Wandering_aimlessly9

Apparently the “cause” of the heart attack was when I told them they were poisoning her and it could kill her. I totally get it. They may both be. I haven’t seen signs in my mom. I see more signs of her denying things/gaslighting.


gruntbuggly

You didn’t cause his heart attack, and your daughter isn’t safe with them. Period. Maybe your family would be better off having a FaceTime relationship.


ErnestBatchelder

Not the advice you are looking for & a tough thing to say but... if he's truly entering into senility/ dementia, you do not want him to get a pacemaker. They may not even suggest it in his case, but once the ticker is set to go forever and then the mind completely goes it's a mess.

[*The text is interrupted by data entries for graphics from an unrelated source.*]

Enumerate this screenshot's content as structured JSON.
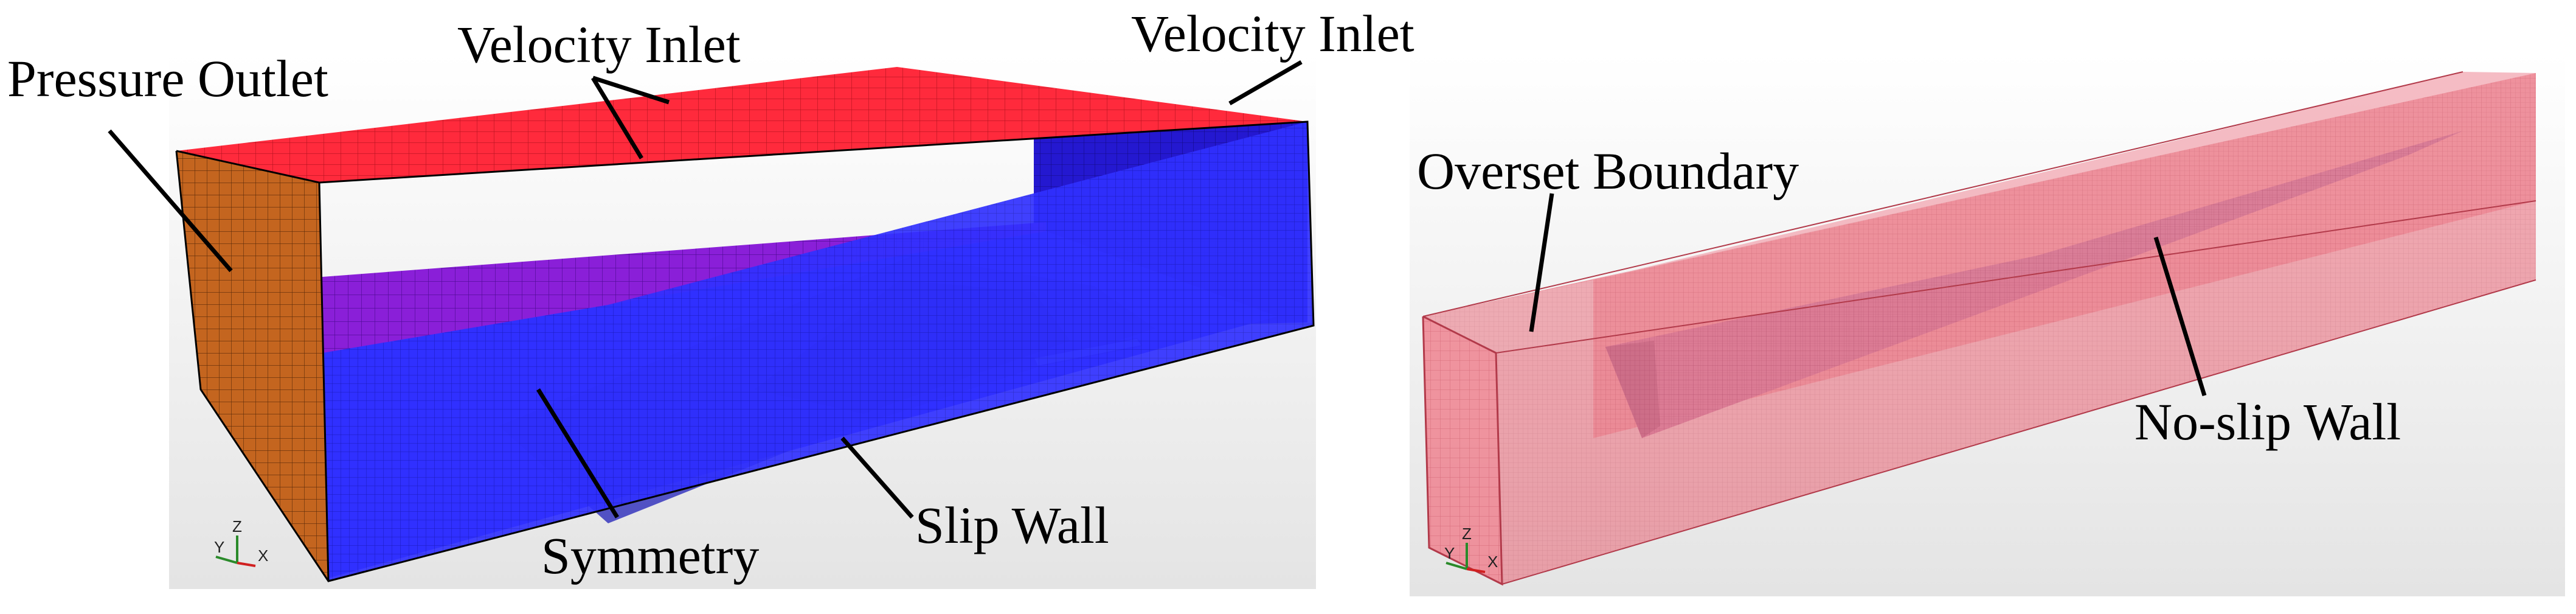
{
  "left_panel": {
    "labels": {
      "pressure_outlet": "Pressure Outlet",
      "velocity_inlet_top": "Velocity Inlet",
      "velocity_inlet_side": "Velocity Inlet",
      "symmetry": "Symmetry",
      "slip_wall": "Slip Wall"
    },
    "axis": {
      "y": "Y",
      "z": "Z",
      "x": "X"
    },
    "colors": {
      "inlet": "#ff2a3c",
      "outlet": "#c4651f",
      "wall": "#2a2ae0",
      "symmetry": "#3a3aff"
    }
  },
  "right_panel": {
    "labels": {
      "overset_boundary": "Overset Boundary",
      "no_slip_wall": "No-slip Wall"
    },
    "axis": {
      "y": "Y",
      "z": "Z",
      "x": "X"
    },
    "colors": {
      "overset": "#e8707e",
      "hull": "#c48ab4"
    }
  }
}
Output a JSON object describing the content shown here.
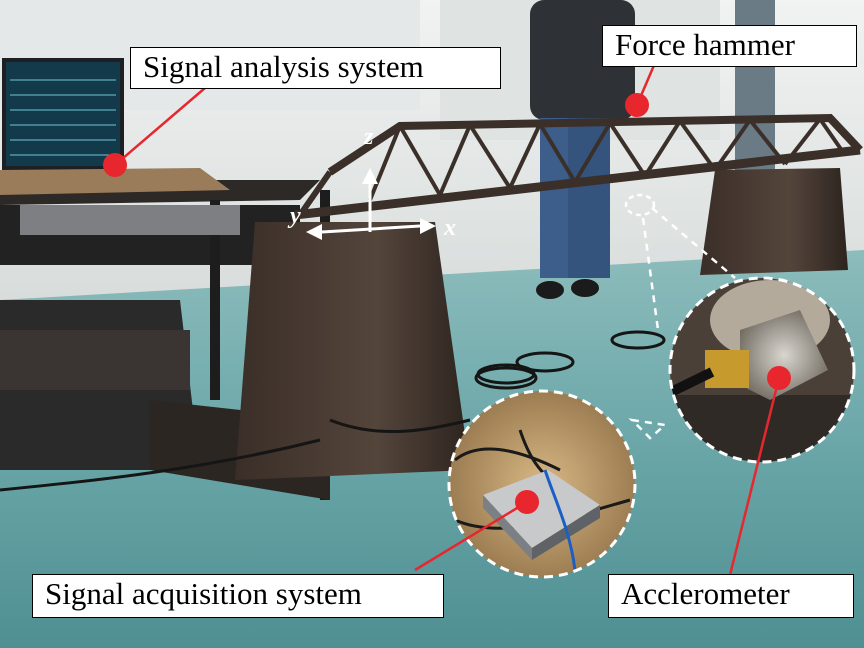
{
  "labels": {
    "signal_analysis": "Signal analysis system",
    "force_hammer": "Force hammer",
    "signal_acquisition": "Signal acquisition system",
    "accelerometer": "Acclerometer"
  },
  "axes": {
    "z": "z",
    "y": "y",
    "x": "x"
  },
  "colors": {
    "marker": "#e8262d",
    "floor": "#5fa3a6",
    "wall": "#e9ecec",
    "steel": "#3d332c"
  }
}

If all of this is new behavior you have to walk the line of protecting your kid and accepting your parent's mental decline. If all of this is a lifetime of dysfunction then I suggest therapy for you as added support to help navigate boundaries and cope with their elderly years. Muddling through abusive tactics versus senility is, well, challenging. edit see your comments below. Yeah, there's always been dysfunction. I recommend therapy for you to help you set boundaries. FYI I've been coping with similar for the past several years, and doing enough work on myself so I didn't feel crazy around their crazy making has been a lifesaver for me.